This document describes the high-level architecture design of Vald and explains each component in Vald.
Vald uses a cloud-native architecture focusing on Kubernetes. Some components in Vald use Kubernetes API to control the behavior of distributed vector indexes. Before reading this document, you need to have some understanding of the basic idea of cloud-native architecture and Kubernetes.
Technologies used by Vald
Vald is based on the following technologies.
Helm helps you to deploy and configure Vald. Vald contains multiple components and configurations. Helm helps us to manage those manifests and provides a better and easy way to deploy and configure Vald.
NGT is one of the core components of Vald. NGT is a super-fast vector search engine used by Vald to guarantee the high performance of Vald.
Here are the concepts of Vald.
Vald is designed based on the microservice architecture. Vald components are highly decoupled into small components and connected, which increases the overall agility and maintainability of Vald.
All components in Vald are containerized, which means you can easily deploy Vald components in any environment.
Observability & Real-time monitoring
All Vald components support Cloud-Native based observability features such as Prometheus and Jaeger exporter.
Distributed vector spaces
All the vector data and indexes are distributed to Vald Agents in the Vald cluster. Whenever you search a vector in Vald cluster, all Vald agents can process parallelly and merge the result by Vald LB Gateway.
Vald can integrate with Kubernetes which enables the following features.
Kubernetes supports container orchestration. All components in Vald can be managed by Kubernetes automatically.
All Vald components are designed and implemented to be scalable. You can add any node in the Kubernetes cluster at any time to scale your Kubernetes cluster or change the number of replicas to scale Vald.
Kubernetes supports the auto-healing feature. The pod can start a new instance automatically whenever the pod is down.

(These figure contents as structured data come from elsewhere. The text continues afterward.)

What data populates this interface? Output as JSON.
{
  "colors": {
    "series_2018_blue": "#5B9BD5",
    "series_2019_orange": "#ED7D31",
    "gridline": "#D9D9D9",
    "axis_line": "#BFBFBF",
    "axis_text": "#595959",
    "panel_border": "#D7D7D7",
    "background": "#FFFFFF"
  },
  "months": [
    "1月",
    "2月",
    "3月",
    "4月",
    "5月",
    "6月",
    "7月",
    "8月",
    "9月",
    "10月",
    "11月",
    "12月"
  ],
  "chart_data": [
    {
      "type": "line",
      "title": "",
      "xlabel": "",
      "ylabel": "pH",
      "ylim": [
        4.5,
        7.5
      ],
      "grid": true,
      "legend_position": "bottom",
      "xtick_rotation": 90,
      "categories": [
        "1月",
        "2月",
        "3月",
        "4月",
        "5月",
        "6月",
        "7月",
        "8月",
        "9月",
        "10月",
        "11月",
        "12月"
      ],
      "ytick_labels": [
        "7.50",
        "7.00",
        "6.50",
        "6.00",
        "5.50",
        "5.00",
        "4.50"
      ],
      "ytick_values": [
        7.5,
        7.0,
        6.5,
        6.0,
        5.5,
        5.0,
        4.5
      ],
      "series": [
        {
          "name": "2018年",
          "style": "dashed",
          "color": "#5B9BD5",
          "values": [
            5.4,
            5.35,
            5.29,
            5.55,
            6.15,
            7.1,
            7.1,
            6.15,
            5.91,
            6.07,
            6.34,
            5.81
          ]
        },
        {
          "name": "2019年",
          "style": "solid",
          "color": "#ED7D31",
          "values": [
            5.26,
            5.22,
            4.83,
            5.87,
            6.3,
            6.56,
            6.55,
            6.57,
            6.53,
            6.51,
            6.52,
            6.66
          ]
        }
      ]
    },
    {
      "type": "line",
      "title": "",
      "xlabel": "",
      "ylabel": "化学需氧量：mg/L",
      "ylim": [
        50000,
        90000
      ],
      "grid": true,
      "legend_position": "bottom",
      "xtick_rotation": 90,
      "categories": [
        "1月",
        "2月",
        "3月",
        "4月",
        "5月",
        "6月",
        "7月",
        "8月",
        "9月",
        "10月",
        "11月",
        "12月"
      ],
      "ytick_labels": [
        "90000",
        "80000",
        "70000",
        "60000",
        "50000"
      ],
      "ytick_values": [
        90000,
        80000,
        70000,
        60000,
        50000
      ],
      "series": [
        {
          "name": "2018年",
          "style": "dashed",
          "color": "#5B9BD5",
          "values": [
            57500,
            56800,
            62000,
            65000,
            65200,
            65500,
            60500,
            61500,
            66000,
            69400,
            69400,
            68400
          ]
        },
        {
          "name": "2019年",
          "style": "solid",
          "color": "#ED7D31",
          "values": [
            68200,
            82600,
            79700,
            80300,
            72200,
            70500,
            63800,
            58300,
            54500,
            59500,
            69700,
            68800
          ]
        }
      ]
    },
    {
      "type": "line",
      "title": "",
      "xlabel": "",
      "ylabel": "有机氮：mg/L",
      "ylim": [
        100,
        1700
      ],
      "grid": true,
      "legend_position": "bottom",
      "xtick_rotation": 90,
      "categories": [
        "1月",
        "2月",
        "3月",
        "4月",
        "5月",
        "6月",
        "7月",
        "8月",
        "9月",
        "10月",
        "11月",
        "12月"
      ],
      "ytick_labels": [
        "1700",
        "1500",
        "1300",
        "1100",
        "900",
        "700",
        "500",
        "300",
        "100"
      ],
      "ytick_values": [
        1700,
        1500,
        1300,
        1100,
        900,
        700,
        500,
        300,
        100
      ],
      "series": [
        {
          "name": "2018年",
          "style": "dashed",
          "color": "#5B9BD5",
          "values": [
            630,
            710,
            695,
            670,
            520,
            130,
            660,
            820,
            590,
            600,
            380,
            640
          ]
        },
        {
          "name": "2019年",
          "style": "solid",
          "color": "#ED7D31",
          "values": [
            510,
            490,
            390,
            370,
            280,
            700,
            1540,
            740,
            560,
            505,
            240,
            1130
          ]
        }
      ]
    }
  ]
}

Vald implements backup features. Whenever a Vald Agent is down, and Kubernetes start a new Vald Agent instance, the data is automatically restored to the new instance to prevent data loss.
Easy to manage
Vald can be deployed easily on your Kubernetes cluster by using Helm charts. The custom resources and custom controllers are useful to manage your Vald cluster.
Vald is based on microservice architecture, which means Vald is composited by multiple components, you can deploy part of the components to your cluster depending on your needs. In this section, we will introduce the basic architecture of Vald.
We will introduce each component and why it is needed in Vald.
Vald Agent is the core component of Vald, the approximate nearest neighbor search engine, and stores the graph tree construction on memory for indexing the vectors. Vald Agent uses yahoojapan/NGT as a core library.
Vald LB Gateway
Vald LB Gateway is a gateway to load balance the user request and forward user request to the Vald Agent based on the resource usage of the Vald Agent and the corresponding cluster node. In addition, it summarizes the search results from each Vald Agent and returns the final search result to the client.
Vald Discoverer provides Vald Agent discovery service to discover active Vald Agent pods in the Kubernetes cluster. It also retrieves the corresponding Vald Agent resource usage including pod and node resource usage for Vald LB gateway to determine the priority of which Vald Agent handles the user request.
Vald Index Manager
Vald Index Manager controls the timing of the indexing of the Vald Agent. Since the search operation will no work during the Vald Agent index operation is running, thanks to controlling the timing of indexing by Vald Index Manager, index operation of Vald Agent can be triggered and controlled by Vald Index Manager intelligently.
It retrieves the active Vald Agent pods from the Vald Discoverer and triggers the indexing action on each Vald Agent.